Metric graphs of negative type
Rutger Campbell, Kevin Hendrey, Ben Lund, Casey Tompkins
TL;DR
The paper addresses whether theta-containing metric graphs can have negative type, extending prior results that theta-free graphs are negative type; it introduces the negative type gap $\\Gamma(M,d)$ and proves a universal lower bound $\\Gamma_{\\inf}(\\mathcal{G})\\ge 1/432$ for theta-containing graphs with edge lengths at least $1$, via a specific six-point witness.
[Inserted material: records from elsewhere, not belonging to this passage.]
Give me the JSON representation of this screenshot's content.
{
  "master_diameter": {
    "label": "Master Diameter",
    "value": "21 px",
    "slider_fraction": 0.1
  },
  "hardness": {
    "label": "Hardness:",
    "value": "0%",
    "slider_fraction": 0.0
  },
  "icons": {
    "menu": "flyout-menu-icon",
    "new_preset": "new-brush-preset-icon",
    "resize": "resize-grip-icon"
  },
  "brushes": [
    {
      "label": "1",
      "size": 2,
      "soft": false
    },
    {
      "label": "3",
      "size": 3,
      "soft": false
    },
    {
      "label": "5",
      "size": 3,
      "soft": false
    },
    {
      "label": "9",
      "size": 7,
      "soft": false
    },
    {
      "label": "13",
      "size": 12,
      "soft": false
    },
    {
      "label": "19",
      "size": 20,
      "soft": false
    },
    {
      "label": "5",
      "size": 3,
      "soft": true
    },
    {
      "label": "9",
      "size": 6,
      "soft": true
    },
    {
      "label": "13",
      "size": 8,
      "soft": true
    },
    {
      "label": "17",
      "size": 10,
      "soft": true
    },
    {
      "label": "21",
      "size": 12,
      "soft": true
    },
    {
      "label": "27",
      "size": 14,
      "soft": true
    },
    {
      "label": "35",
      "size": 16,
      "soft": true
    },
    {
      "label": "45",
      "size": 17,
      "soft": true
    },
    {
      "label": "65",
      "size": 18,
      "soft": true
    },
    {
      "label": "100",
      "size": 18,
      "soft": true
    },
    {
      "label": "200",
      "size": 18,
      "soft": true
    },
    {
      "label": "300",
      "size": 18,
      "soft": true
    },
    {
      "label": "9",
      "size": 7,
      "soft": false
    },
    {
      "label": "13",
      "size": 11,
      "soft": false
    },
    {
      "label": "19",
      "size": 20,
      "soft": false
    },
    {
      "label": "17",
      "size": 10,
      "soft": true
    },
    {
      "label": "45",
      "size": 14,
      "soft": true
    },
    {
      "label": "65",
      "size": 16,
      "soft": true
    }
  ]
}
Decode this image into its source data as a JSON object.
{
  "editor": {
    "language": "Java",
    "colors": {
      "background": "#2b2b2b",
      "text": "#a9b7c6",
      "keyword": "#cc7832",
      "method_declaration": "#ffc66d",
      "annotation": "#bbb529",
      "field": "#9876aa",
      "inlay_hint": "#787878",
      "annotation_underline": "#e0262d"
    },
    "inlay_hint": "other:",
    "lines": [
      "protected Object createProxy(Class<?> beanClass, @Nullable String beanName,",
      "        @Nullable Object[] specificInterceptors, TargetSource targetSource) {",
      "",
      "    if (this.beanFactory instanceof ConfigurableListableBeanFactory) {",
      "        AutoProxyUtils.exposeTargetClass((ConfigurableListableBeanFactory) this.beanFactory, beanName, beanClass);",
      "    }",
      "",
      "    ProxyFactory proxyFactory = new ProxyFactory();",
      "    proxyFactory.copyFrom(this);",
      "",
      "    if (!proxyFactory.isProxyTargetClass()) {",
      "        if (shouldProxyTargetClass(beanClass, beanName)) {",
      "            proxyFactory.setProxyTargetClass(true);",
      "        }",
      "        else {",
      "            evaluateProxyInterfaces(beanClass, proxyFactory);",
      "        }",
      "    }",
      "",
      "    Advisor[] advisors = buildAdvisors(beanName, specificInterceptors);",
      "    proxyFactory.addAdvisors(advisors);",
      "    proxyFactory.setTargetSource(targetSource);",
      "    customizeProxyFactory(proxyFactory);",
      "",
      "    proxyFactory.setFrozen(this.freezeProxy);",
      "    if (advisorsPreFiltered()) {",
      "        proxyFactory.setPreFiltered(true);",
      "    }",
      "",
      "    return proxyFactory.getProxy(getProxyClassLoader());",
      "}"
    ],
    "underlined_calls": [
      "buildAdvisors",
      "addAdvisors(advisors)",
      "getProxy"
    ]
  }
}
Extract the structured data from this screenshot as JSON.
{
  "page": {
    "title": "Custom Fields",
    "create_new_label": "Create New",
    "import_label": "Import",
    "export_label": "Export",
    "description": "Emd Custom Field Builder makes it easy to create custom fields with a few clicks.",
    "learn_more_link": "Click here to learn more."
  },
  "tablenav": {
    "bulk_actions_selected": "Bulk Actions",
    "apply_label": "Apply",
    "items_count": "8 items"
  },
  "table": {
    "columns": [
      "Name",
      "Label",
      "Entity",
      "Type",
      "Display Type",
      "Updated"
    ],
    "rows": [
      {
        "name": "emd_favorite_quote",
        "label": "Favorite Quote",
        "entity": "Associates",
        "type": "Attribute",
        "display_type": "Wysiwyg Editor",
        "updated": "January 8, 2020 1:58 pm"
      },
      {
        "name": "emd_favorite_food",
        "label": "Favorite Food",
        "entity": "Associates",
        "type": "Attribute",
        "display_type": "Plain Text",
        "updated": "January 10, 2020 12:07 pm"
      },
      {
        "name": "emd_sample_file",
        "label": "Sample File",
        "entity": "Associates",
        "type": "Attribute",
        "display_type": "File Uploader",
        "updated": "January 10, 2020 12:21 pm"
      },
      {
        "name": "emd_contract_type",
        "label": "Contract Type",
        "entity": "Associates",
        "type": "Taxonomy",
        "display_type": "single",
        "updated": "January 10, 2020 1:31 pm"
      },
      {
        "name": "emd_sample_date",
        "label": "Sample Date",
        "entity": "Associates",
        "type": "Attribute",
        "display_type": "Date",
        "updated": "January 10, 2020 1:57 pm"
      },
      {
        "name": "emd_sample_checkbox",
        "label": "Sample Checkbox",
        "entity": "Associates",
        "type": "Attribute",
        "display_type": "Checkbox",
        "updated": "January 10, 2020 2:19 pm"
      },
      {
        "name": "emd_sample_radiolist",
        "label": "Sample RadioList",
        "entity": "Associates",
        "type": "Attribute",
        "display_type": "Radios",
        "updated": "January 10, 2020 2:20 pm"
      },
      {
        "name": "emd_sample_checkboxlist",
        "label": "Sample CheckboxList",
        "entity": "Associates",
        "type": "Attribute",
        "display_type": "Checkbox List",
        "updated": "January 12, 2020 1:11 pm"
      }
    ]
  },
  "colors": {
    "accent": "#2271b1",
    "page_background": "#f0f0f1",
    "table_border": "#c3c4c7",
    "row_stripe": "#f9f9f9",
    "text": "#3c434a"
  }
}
It analyzes subdivisions, showing that $180$-subdivisions of graphs with a $K_{2,3}$ minor create the required theta and destroy negative type, while the $2$-subdivision of $K_4$ is $\\ell_1$-embeddable, and it conjectures that no graph with a $K_{2,3}$ minor has a $3$-subdivision whose shortest-path metric has negative type. The main theorem is established through a minimal-theta argument that excludes the existence of negative type in theta-containing metric graphs, yielding a clear dichotomy relative to theta-freeness for these spaces.
Abstract
The negative type inequalities of a metric space are closely tied to embeddability. A result by Gupta, Newman, and Rabinovich implies that if a metric graph $G$ does not contain a theta submetric as an embedding, then $G$ has negative type. We show the converse: if a metric graph $G$ contains a theta, then it does not have negative type.